Al wondered if he was getting too businesslike about the wrong topic. He moved on. He’d finished playing with the scanner. A bit of fiddling with the computer graphics followed, Al being fairly certain he looked like a complete idiot.

“Anyway, I have a name for you. Friends. You keep the logo, and the name Flinger’s for recognition. So in the vacant area you put the word Friends. Flinger’s Friends, like so.”

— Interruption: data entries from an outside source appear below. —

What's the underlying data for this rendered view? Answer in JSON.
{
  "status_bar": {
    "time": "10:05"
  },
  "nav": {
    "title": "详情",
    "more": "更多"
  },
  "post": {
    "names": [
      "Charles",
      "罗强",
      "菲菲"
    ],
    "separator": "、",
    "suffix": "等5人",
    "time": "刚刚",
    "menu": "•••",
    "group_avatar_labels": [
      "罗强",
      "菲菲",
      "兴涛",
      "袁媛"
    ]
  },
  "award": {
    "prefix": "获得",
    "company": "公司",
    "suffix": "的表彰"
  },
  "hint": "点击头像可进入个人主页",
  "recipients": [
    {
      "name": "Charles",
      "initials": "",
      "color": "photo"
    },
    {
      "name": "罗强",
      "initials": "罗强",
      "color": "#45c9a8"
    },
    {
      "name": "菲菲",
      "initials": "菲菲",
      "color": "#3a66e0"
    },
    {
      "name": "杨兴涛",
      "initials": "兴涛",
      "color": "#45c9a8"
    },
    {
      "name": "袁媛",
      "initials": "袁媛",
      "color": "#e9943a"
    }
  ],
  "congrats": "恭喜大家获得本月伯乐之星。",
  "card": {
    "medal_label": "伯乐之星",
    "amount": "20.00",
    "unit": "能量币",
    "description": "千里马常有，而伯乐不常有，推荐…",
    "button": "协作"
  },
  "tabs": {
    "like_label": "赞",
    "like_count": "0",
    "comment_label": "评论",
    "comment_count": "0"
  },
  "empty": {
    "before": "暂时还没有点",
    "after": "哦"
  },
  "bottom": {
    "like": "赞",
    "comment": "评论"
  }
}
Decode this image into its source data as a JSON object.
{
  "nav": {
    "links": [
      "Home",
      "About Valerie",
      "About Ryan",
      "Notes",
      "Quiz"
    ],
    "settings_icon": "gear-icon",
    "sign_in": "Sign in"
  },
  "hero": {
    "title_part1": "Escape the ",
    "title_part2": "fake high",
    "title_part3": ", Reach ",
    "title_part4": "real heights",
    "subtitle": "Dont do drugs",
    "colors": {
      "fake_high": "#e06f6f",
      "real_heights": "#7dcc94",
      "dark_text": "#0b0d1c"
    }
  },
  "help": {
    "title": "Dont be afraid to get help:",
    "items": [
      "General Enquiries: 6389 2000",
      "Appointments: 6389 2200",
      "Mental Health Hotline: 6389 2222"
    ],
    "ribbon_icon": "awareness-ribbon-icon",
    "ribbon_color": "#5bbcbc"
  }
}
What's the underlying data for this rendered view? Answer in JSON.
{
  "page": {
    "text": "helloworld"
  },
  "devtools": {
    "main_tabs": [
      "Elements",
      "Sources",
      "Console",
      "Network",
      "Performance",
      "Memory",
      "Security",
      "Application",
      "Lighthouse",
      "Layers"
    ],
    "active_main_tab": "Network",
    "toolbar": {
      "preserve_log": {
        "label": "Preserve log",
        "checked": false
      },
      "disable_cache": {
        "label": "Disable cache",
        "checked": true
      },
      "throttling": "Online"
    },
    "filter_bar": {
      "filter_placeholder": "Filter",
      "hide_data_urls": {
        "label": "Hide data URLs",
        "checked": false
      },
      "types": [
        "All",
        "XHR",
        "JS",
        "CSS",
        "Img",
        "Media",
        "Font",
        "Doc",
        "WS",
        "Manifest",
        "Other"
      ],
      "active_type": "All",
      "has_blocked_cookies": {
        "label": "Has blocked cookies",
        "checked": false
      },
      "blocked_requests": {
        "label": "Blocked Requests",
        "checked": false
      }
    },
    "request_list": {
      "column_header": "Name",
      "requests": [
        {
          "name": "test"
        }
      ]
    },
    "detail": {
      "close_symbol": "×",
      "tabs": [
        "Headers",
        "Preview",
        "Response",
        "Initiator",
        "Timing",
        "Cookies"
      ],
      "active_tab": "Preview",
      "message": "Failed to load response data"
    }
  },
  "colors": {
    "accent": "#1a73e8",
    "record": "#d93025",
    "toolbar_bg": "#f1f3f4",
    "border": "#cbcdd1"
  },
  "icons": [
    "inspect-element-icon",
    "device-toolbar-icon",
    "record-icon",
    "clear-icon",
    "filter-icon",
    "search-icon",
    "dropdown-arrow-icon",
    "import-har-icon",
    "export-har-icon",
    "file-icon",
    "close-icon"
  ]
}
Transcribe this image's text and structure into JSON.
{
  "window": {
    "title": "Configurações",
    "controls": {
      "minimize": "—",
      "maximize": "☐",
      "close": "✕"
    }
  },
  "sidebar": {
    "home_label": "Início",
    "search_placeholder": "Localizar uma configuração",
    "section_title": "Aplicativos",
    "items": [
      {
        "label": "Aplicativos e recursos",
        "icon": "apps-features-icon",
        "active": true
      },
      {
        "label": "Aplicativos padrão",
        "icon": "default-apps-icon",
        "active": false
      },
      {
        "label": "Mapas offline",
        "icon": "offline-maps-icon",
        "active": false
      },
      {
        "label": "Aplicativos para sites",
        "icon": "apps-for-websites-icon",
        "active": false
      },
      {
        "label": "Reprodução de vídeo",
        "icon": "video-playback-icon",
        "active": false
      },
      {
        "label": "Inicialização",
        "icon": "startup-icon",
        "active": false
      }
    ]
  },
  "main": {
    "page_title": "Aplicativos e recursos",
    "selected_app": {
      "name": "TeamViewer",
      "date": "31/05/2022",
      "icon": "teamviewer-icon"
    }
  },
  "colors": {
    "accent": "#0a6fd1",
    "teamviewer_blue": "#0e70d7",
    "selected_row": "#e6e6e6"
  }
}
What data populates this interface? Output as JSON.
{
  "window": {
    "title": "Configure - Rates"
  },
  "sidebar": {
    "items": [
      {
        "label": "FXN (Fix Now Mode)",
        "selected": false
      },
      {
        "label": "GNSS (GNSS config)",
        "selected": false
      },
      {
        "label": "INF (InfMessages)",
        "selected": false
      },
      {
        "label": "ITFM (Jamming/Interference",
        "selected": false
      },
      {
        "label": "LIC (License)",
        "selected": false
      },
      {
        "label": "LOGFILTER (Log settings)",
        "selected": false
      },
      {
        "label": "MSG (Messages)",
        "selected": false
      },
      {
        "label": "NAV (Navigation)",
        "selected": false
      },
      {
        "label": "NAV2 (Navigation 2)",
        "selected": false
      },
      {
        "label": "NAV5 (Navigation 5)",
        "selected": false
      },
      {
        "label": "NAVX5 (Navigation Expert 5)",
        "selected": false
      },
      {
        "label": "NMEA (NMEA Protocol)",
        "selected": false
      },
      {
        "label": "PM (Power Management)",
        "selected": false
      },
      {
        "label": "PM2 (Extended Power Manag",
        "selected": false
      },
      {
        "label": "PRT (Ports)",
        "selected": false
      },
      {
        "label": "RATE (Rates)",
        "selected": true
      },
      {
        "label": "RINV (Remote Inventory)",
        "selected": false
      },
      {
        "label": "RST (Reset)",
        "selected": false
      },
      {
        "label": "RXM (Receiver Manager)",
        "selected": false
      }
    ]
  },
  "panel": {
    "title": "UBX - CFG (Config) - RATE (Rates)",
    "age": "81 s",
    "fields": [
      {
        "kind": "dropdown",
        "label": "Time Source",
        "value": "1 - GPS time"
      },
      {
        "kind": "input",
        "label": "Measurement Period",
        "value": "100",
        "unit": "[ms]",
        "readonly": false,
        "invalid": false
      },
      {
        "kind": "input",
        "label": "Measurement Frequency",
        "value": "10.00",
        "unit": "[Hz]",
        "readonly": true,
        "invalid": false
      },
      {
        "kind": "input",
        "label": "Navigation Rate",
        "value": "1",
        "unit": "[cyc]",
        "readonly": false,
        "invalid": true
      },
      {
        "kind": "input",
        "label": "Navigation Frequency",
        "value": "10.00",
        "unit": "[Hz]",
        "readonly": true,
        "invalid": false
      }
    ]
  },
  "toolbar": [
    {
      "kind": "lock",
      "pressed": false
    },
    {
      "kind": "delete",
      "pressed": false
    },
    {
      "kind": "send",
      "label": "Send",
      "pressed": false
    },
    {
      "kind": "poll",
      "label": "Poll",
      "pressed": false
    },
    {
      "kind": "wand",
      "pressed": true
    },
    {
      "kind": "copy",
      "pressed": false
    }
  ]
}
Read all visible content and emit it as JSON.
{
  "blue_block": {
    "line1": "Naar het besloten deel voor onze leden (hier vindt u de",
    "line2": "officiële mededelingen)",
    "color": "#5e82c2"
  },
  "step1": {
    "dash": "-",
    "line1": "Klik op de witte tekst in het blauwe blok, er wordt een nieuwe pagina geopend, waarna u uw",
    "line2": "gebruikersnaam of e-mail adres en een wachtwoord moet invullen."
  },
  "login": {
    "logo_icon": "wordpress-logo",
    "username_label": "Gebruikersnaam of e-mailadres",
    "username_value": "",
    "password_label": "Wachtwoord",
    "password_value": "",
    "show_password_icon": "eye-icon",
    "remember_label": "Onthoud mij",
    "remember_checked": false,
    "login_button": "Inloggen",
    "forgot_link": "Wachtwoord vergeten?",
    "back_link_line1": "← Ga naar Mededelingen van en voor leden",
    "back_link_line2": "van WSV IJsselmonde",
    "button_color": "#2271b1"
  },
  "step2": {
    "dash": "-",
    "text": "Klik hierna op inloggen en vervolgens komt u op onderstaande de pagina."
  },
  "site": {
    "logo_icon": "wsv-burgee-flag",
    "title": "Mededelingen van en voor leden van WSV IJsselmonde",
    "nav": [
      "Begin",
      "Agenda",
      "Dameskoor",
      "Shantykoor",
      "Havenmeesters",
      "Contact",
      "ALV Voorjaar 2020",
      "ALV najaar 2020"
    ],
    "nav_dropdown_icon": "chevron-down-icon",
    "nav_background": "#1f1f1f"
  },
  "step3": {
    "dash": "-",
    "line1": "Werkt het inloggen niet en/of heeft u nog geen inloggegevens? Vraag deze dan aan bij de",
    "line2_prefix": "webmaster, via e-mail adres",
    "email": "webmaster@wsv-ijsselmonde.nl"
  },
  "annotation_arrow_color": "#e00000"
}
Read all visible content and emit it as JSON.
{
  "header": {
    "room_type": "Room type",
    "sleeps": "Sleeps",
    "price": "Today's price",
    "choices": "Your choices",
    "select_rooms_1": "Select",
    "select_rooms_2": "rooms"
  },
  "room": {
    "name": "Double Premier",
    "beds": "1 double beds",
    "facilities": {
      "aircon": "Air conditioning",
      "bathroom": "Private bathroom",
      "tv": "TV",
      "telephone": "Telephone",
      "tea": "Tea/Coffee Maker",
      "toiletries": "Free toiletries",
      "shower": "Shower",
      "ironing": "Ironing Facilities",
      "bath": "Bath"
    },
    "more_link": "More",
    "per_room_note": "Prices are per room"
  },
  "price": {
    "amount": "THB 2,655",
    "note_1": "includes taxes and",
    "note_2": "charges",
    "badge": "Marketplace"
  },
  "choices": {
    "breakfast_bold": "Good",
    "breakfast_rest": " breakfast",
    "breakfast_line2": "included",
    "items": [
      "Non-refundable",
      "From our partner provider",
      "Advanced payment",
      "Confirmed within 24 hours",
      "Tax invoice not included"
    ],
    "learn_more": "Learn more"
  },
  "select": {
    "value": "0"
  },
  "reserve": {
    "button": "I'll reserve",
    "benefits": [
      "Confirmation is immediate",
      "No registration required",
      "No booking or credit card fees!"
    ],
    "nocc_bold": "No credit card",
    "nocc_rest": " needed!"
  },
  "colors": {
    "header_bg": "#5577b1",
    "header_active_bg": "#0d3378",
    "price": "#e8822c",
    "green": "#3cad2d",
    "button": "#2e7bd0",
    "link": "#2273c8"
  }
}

He turned the screen around thinking that his life depended on it. That helped. Dorothy looked. Bill looked. Al looked nervous. For one awful moment he worried that he might need to explain the usage of the word Friends and go through the “market psychology” treadmill, that pathetic process of patronizing expertise that nobody needs yet everyone seems to find so impressive. He really hoped Dorothy wasn’t the sort that was impressed with things like that. 

“Love it. Says everything,” said Dorothy, who smiled and nearly killed Al, again, in the process.

“I thought you wouldn’t want to fool with the original too much. That style dates to about 1970.”

“It does. My father got a friend to make it up for him. You’re quite right, I couldn’t bear to part with it.”

She paused and looked him straight in the eye. He got lost.

“You also saved me a fortune in not redoing the label, didn’t you? Flinger’s Friends it is.”

There wasn’t a lot to say to that. The verbal squash continued.